Lavorare a distanza non è fare da lontano quello che si faceva prima in ufficio

Una dichiarazione infelice, quella del Sindaco Sala di qualche giorno fa e una lettera al Corriere della Sera (23 giugno) certo più argomentata ma ancora inadeguata per le ambizioni di Milano e la sfida della vera innovazione

Smart, tra le altre cose, significa intelligente, svelto, abile: dunque, il lavoro si definirebbe rispetto agli obiettivi da raggiungere e non al luogo da dove lo si presta. E il richiamo al significato delle parole ci può aiutare a vedere il problema e affrontarlo al meglio.

I servizi di un comune coprono una gamma vasta di funzioni, essenzialmente di tipo amministrativo-gestionale, programmatorio-progettuale, operativo di sportello, operativo di servizio (individuale o collettivo) alla persona. All’interno di ciascuna di queste tipologie vanno identificate le funzioni che concretamente devono svolgersi in un ambiente definito e quelle che invece sono indifferenti al luogo della prestazione. Dopo questo primo passaggio, si tratta poi di vedere  quali strumenti e risorse tecniche sono richieste sia dalla evoluzione delle funzioni sia dalla evoluzione della tecnologia, quali livelli di formazione e qualificazione professionale sono necessari, quali e quanti livelli di responsabilità e le conseguenti modalità di definizione degli obiettivi e valutazione  dei risultati. Peraltro, un simile percorso produce effetti diretti sulle politiche di formazione permanente, sulle politiche di assunzioni e sulla sostituzione progressiva nel tempo dei profili professionali.

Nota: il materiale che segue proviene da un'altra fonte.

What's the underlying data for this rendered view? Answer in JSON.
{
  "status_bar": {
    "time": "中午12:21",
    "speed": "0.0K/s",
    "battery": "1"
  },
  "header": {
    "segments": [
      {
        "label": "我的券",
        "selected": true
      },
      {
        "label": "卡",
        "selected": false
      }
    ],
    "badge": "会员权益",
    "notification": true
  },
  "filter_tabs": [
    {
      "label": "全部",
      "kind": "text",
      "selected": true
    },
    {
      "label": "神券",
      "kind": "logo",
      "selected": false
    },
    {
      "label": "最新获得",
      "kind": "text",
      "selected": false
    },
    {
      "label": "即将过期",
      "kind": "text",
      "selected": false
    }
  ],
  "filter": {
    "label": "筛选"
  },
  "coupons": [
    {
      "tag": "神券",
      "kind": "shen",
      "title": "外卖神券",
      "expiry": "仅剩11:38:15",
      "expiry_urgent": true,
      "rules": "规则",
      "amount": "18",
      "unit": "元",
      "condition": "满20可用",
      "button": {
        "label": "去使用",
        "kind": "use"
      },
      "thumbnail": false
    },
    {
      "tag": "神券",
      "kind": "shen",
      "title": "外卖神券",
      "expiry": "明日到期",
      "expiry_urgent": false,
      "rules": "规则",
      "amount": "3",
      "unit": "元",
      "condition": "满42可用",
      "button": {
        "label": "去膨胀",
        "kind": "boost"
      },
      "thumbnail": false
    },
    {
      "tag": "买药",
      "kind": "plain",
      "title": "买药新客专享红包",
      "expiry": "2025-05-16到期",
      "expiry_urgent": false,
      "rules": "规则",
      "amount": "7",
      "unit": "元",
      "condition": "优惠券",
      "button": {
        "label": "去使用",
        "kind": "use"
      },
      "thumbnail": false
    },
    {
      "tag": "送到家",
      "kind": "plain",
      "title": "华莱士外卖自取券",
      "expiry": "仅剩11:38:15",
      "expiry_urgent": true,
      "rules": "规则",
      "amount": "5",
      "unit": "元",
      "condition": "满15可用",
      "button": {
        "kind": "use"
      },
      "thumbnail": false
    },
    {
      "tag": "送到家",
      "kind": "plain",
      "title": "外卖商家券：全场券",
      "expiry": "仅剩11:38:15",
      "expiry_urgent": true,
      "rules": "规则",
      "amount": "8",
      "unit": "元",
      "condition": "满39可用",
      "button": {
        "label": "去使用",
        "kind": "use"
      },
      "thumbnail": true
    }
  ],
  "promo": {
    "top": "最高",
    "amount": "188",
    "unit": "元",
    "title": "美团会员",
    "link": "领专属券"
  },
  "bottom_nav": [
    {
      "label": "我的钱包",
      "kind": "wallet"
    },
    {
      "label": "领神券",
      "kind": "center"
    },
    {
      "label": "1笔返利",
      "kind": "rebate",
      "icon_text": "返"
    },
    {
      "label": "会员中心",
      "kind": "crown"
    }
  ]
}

Vanno poi considerati i fattori di sistema, sui quali giustamente Sala richiama l’attenzione nella sua lettera: quali effetti si producono sulla organizzazione sociale e sulla vita della collettività? Quali si producono nella relazione tra i colleghi (i più raffinati dicano “nelle comunità professionali”)? Quali nelle dinamiche interpersonali più vaste, se “uscire di casa” ha un  valore sia sociale sia per la autonomia degli individui, a partire dalle donne?

Un  vasto programma, si può e si deve dire, un programma che richiede un impegno duraturo e consapevole, un percorso di costruzione, innanzitutto con i lavoratori che non ne possono essere oggetto bensì soggetto essenziale. Il Comune di Milano aveva iniziato sperimentazioni utili per raccogliere prime esperienze di alleggerimento delle esigenze di spostamento e di mobilità: un primo passo e nemmeno nella medesima direzione che oggi è richiesta e infatti credo che solo con le settimane di quarantena si sia posto il problema di riorganizzare funzioni e processi e dunque si stia solo iniziando a misurare concretamente il complesso delle questioni. E allora questo è il tema, una grande sfida di governo che certo non si risolve ma nemmeno si affronta con frasi e video ma con una chiamata in grande stile alla collaborazione ed alla partecipazione ad una progettazione del tutto innovatrice. E, già che ci siamo, potrebbe essere un bel passo avanti se il punto di vista fosse quello della Città metropolitana: allora sì che anche la UE capirebbe che i fondi di prossimo arrivo saranno ben utilizzati e non sprecati o arenati nelle morte gore di cui l’Italia è tristemente capofila.